Le liquide amniotique

Référence :
212097

Titre :
Le liquide amniotique

Date :
2012

Famille/Série


Observations :


Bibliographie

L’immersion numérique liquide
Nous retrouvons cette même métaphore aquatique et maritime, que j’ai souvent évoquée, dans le désir fondamental d’immersion des constructions en 3D, des salles de cinéma IMAX 3D interactif, ou des satosphères. L’obsession, qui était déjà évidente depuis longtemps dans les images stéréoscopique, est encore plus complète et achevée dans les installations artistiques avec casques-écrans d’immersion et gants de préhension virtuelle, ou dans les espaces immersifs CAVE (Cave Automatic Virtual Environment, dispositif inventé en 1991 par Dan Sandin à l’Electronic Visualization Laboratory (EVL) de Chicago).
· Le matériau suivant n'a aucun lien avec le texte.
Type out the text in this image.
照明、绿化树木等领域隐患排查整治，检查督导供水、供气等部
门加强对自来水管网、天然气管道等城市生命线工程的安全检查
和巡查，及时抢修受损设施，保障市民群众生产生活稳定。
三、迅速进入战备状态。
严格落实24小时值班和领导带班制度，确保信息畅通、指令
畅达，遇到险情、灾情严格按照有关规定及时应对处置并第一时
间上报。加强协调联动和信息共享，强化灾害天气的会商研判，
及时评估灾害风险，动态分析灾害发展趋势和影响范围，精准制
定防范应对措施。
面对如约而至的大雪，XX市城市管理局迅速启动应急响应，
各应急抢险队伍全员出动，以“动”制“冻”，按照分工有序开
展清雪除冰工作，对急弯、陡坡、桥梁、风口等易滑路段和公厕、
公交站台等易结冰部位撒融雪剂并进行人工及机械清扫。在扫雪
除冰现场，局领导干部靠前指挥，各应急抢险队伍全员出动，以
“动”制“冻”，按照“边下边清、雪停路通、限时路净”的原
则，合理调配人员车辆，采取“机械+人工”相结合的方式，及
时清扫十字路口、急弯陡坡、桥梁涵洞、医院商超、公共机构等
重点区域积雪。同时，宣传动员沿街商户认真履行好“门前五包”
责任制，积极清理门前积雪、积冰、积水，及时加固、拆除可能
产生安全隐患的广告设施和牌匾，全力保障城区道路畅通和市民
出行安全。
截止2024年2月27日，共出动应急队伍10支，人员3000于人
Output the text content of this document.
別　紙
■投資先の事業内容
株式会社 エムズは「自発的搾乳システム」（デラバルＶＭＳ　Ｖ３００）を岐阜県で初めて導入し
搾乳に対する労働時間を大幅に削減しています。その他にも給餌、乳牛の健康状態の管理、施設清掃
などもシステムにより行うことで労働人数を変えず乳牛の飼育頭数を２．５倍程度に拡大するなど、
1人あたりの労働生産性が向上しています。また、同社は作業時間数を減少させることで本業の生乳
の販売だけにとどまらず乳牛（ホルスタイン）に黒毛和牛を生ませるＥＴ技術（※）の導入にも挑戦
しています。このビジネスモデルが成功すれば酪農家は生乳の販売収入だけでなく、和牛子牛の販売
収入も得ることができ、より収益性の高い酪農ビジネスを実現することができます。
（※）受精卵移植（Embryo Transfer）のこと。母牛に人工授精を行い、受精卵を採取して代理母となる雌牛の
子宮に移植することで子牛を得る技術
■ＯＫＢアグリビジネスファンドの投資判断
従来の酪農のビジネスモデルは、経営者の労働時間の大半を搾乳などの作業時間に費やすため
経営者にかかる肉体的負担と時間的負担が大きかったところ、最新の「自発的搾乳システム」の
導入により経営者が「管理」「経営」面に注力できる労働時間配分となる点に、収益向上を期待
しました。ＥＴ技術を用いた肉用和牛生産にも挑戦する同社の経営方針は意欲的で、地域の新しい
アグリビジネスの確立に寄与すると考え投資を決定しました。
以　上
Ces techniques, développées pour des usages militaires et industriels, et même de chirurgie robotique à distance, ont été reprises par des artistes tels que Jeffrey Shaw (The legible city, réalisé avec Dirk Groeneveld,1989), Matt Mullican (Five to One, 1991), Petra Gemeinboeck (Uzume, en collaboration avec Roland Blach du Fraunhofer Institut, 2000), Char Davies (Osmose, 1995) et Maurice Benayoun ( de nombreuses installations immersives, préfigurant World Skin, produit pour Ars Electronica avec me musicien Jean-Baptiste Barrière, 1997). Le spectateur appareillé, comme avec un scaphandre de plongée, devient un plongeur dans les profondeurs d’un espace virtuel où il a l’illusion de se déplacer librement et de toucher ou de saisir des objets eux-mêmes immergés. Il est donc non seulement visiteur, mais en interaction avec ce monde virtuel liquide. En bougeant, ou seulement en tournant la tête, il éprouve des sensations de « plongée » ou de « contre-plongée ». L’expérience devient quasi corporelle et imite les repères habituels du monde matériel. C’est sans doute Char Davies qui a repris le plus systématiquement les sensations d’une expérience de plongée sous-marine, limitée, par exemple, à quinze minutes, et évoquant les perceptions d’équilibre, de respiration du plongeur, voire d’ivresse des profondeurs, dans ce qu’elle appelle significativement une « immersence ». C’est d’ailleurs par une forte respiration du plongeur qu’elle fait passer celui-ci d’un environnement à un autre (de la profondeur d’un arbre, de la pénétration dans une forêt, dans une feuille, dans une mare, jusqu’à l’irréalité d’une « zone abyssale »). La plupart de ces espaces immersifs liquides donnent lieu non seulement à des perceptions spécifiques, mais aussi à des scénarios narratifs détaillés conçus par les artistes et qui contribuent à préciser les sensations de plongée.
La notion d’immersion liquide que j’évoque ici est explicite dans les nombreux textes des artistes eux-mêmes et de leurs commentateurs, notamment universitaires, dont je me suis inspiré dans ces descriptions. On les retrouvera aussi dans le livre collectif publié sous la direction de Michael Benedikt Cyberspace First Steps (MIT Press, 1991). Outre les textes de William Gibson, de Michael Benedikt et de Carl Tollander, je citerai ici les titres hautement significatifs des articles de Michael Hein, The erotic ontology of Cyberspace, et de Marcos Novak, Liquid architectures in cyberspace.
Nous avons cité des expériences extrêmes et qui demeurent exceptionnelles dans les arts numériques. Mais c’est la même métaphore d’immersion que nous proposent, à des degrés moindres, ou même ordinaires, les innombrables logiciels de création en 3D incroyablement puissants et sophistiqués qui sont aujourd’hui disponibles pour la simulation industrielle et scientifique ou pour les jeux vidéo. Le simulacre numérique est un espace de plongée qui vise la perfection d’une fluidité lisse et totalement immersive comme celle d’un espace liquide, sans discontinuité. Nous y sommes au-delà des trois dimensions orthogonales, dans un espace courbe et euphorisé, comme si nous étions en apesanteur. Nous y découvrons un monde aussi déréalisé et immunopolitique que le monde sous-marin tel que nous le célébrons, ou aussi innocent que l’utérus maternel pour le fœtus. Rares sont les artistes qui y introduisent, comme Maurice Benayoun, des dimensions critiques rappelant à la conscience du plongeur notre monde réel de violence.